失ったら、あんなボーカルは、もう、おいそれとは手に入らない。

どんなに後悔しても、手遅れになる。

でも今ならまだ、手の中にある大切なものを守るために、できることがあるはずだ。

選べるのは、自分の人生だけかもしれない。

それなら、せめて後悔しないための選択をすべきではないのか。


「部長。『課題曲』のヘビィメタルアレンジとか、どうですか」


歌月は、蒼太の腕を取った。

が、すぐに彼の腕は歌月の手をすり抜けてしまう。


「遅いよ」

「遅かないです! 演奏が雑だって、あのひとが歌えば何とかなります!」

「遅いんだよ。……おれには、魁の本気を求める資格なんか、とっくにないんだ」

「え……?」


資格、とは何なのか。

歌月にはさっぱりわからない。

そんな歌月の表情を見て、蒼太はあきれとも、憐れみともつかない笑みを投げた。


「妹ちゃん……君は、ほんとに小学生みたいだね。
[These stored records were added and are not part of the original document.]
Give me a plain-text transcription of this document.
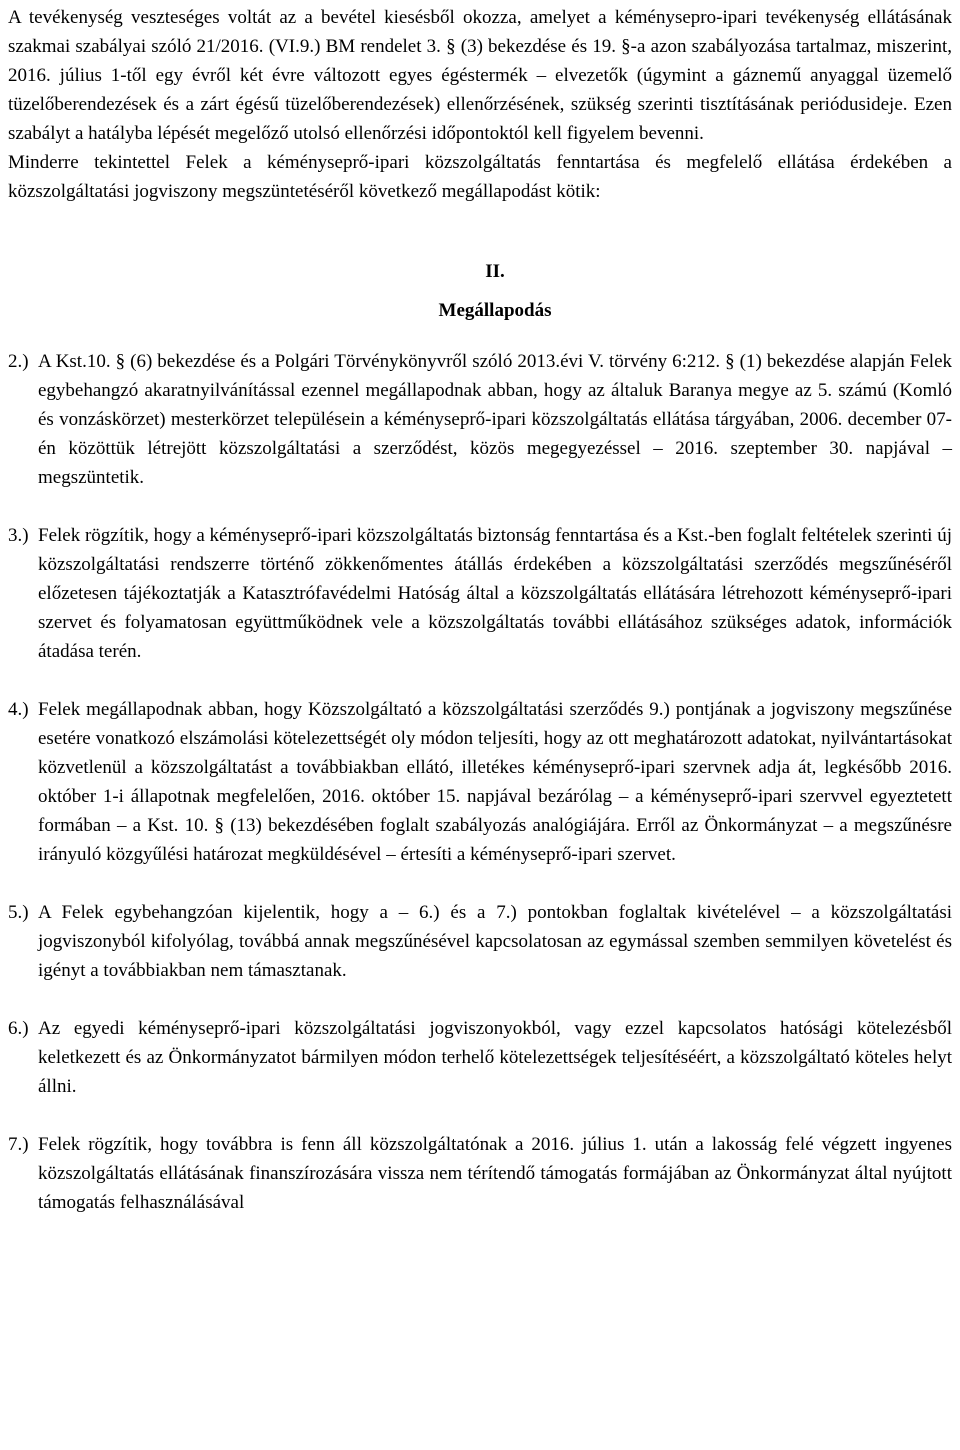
A tevékenység veszteséges voltát az a bevétel kiesésből okozza, amelyet a kéménysepro-ipari tevékenység ellátásának szakmai szabályai szóló 21/2016. (VI.9.) BM rendelet 3. § (3) bekezdése és 19. §-a azon szabályozása tartalmaz, miszerint, 2016. július 1-től egy évről két évre változott egyes égéstermék – elvezetők (úgymint a gáznemű anyaggal üzemelő tüzelőberendezések és a zárt égésű tüzelőberendezések) ellenőrzésének, szükség szerinti tisztításának periódusideje. Ezen szabályt a hatályba lépését megelőző utolsó ellenőrzési időpontoktól kell figyelem bevenni.

Minderre tekintettel Felek a kéményseprő-ipari közszolgáltatás fenntartása és megfelelő ellátása érdekében a közszolgáltatási jogviszony megszüntetéséről következő megállapodást kötik:

II.
Megállapodás
2.) A Kst.10. § (6) bekezdése és a Polgári Törvénykönyvről szóló 2013.évi V. törvény 6:212. § (1) bekezdése alapján Felek egybehangzó akaratnyilvánítással ezennel megállapodnak abban, hogy az általuk Baranya megye az 5. számú (Komló és vonzáskörzet) mesterkörzet településein a kéményseprő-ipari közszolgáltatás ellátása tárgyában, 2006. december 07-én közöttük létrejött közszolgáltatási a szerződést, közös megegyezéssel – 2016. szeptember 30. napjával – megszüntetik.
3.) Felek rögzítik, hogy a kéményseprő-ipari közszolgáltatás biztonság fenntartása és a Kst.-ben foglalt feltételek szerinti új közszolgáltatási rendszerre történő zökkenőmentes átállás érdekében a közszolgáltatási szerződés megszűnéséről előzetesen tájékoztatják a Katasztrófavédelmi Hatóság által a közszolgáltatás ellátására létrehozott kéményseprő-ipari szervet és folyamatosan együttműködnek vele a közszolgáltatás további ellátásához szükséges adatok, információk átadása terén.
4.) Felek megállapodnak abban, hogy Közszolgáltató a közszolgáltatási szerződés 9.) pontjának a jogviszony megszűnése esetére vonatkozó elszámolási kötelezettségét oly módon teljesíti, hogy az ott meghatározott adatokat, nyilvántartásokat közvetlenül a közszolgáltatást a továbbiakban ellátó, illetékes kéményseprő-ipari szervnek adja át, legkésőbb 2016. október 1-i állapotnak megfelelően, 2016. október 15. napjával bezárólag – a kéményseprő-ipari szervvel egyeztetett formában – a Kst. 10. § (13) bekezdésében foglalt szabályozás analógiájára. Erről az Önkormányzat – a megszűnésre irányuló közgyűlési határozat megküldésével – értesíti a kéményseprő-ipari szervet.
5.) A Felek egybehangzóan kijelentik, hogy a – 6.) és a 7.) pontokban foglaltak kivételével – a közszolgáltatási jogviszonyból kifolyólag, továbbá annak megszűnésével kapcsolatosan az egymással szemben semmilyen követelést és igényt a továbbiakban nem támasztanak.
6.) Az egyedi kéményseprő-ipari közszolgáltatási jogviszonyokból, vagy ezzel kapcsolatos hatósági kötelezésből keletkezett és az Önkormányzatot bármilyen módon terhelő kötelezettségek teljesítéséért, a közszolgáltató köteles helyt állni.
7.) Felek rögzítik, hogy továbbra is fenn áll közszolgáltatónak a 2016. július 1. után a lakosság felé végzett ingyenes közszolgáltatás ellátásának finanszírozására vissza nem térítendő támogatás formájában az Önkormányzat által nyújtott támogatás felhasználásával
それで、玲とよく似てる」

「────それ、どういう?」


小学生みたい、というのは身長からして、まあ百歩譲ってわからないではない。

が、玲と似てる、とは聞き捨てならなかった。

都にも似たようなことを言われた気がするが、玲と似ているは、イコール紙一重的なバカだ、と遠回しに言われている気分になる。